Alleged JPMorgan hack leaders arrested

Alleged JPMorgan hack leaders arrested
Alleged JPMorgan hack leaders arrested

The FBI promised to be nearing the official filing of charges against the perpetrators of the JPMorgan Chase data breach, and on Tuesday, they made good on that vow.

Officials in Israel and Florida arrested four men on Tuesday with a fifth remaining at large. He's thought to be in Russia, judging off an Instagram post from his wife's account. The FBI has yet to officially declare that the men connect to the JPMorgan hack, which also impacted 13 other firms, including Fidelity Investments.

Bloomberg News, however, cited a “person familiar with the investigation” who claims the men used stolen JPMorgan data, including emails and customer names, to promote stocks via a spam campaign.

Gery Shalon, Ziv Orenstein and Joshua Aaron allegedly orchestrated the scam. Shalon and Orenstein, Israeli citizens, were arrested while Aaron, an American residing in Israel, remains free.

The spam emails allowed them to manipulate the price and volume of traded penny stocks. They'd sell their purchased stocks once the price was inflated through their phony email advice. The “pump-and-dump” scheme, as the complaint calls it, raked in significant cash.

One scam, for instance, took place prior to the hacks but allowed the men to sell their stocks for a total of more than $300,000 after its price rose to $0.33 per stock. Prior to the spam campaign, it averaged a price of $0.017.

Two arrests in Florida on Tuesday, of Anthony Murgio and Yuri Lebedev, apparently connect to the scheme through the two men's unlicensed Bitcoin exchange. Murgio and Aaron became friends during their time in college at Florida State, Bloomberg reported.
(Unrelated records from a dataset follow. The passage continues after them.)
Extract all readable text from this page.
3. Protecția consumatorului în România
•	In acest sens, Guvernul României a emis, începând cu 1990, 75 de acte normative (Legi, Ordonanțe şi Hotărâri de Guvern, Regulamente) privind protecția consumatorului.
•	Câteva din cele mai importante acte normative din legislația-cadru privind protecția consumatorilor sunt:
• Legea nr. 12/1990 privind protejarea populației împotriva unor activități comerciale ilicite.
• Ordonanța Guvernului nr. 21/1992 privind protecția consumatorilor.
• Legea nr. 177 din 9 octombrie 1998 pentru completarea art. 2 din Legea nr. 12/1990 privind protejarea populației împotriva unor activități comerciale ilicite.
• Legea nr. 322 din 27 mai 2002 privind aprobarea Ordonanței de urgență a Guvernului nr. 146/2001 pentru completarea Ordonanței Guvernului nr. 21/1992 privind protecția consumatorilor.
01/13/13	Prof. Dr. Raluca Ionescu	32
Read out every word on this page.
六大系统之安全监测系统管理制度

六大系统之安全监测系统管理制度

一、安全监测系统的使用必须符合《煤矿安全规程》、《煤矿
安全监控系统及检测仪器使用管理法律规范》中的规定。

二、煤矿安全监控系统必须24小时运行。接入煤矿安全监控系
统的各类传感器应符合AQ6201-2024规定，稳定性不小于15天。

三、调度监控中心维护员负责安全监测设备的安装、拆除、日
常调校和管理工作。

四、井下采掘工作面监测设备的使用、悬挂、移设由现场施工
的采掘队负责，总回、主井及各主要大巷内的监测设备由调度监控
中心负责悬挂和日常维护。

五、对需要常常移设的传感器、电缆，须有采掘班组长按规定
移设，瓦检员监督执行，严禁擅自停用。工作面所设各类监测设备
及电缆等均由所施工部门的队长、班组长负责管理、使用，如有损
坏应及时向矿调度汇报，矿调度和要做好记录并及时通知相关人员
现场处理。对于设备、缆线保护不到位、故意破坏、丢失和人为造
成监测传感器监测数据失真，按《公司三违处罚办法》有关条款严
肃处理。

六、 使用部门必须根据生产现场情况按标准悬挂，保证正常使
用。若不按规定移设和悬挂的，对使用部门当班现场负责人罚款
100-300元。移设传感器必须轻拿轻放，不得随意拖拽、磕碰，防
Murgio and Lebedev were each charged with one count of conspiracy to operate an unlicensed money transmitting business and one count of operating an unlicensed money transmitting business. As part of their Bitcoin business, the men allegedly exchanged cash for Bitcoins for victims of ransomware attacks, which the FBI says “knowingly enabled criminals responsible for those attacks to receive the process of their crimes.”

The government does not acknowledge that all the men were connected in some way, and the FBI wouldn't provide a comment when asked by SCMagazine.com. JPMorgan wouldn't comment, either.

Bloomberg's source claims that Murgio and Aaron traveled to Russia often in order to maintain a relationship with Russia's underground cybercrime operators. It is thought that these cybercriminals executed the JPMorgan hack, which fueled the cycle of spam and stock inflation.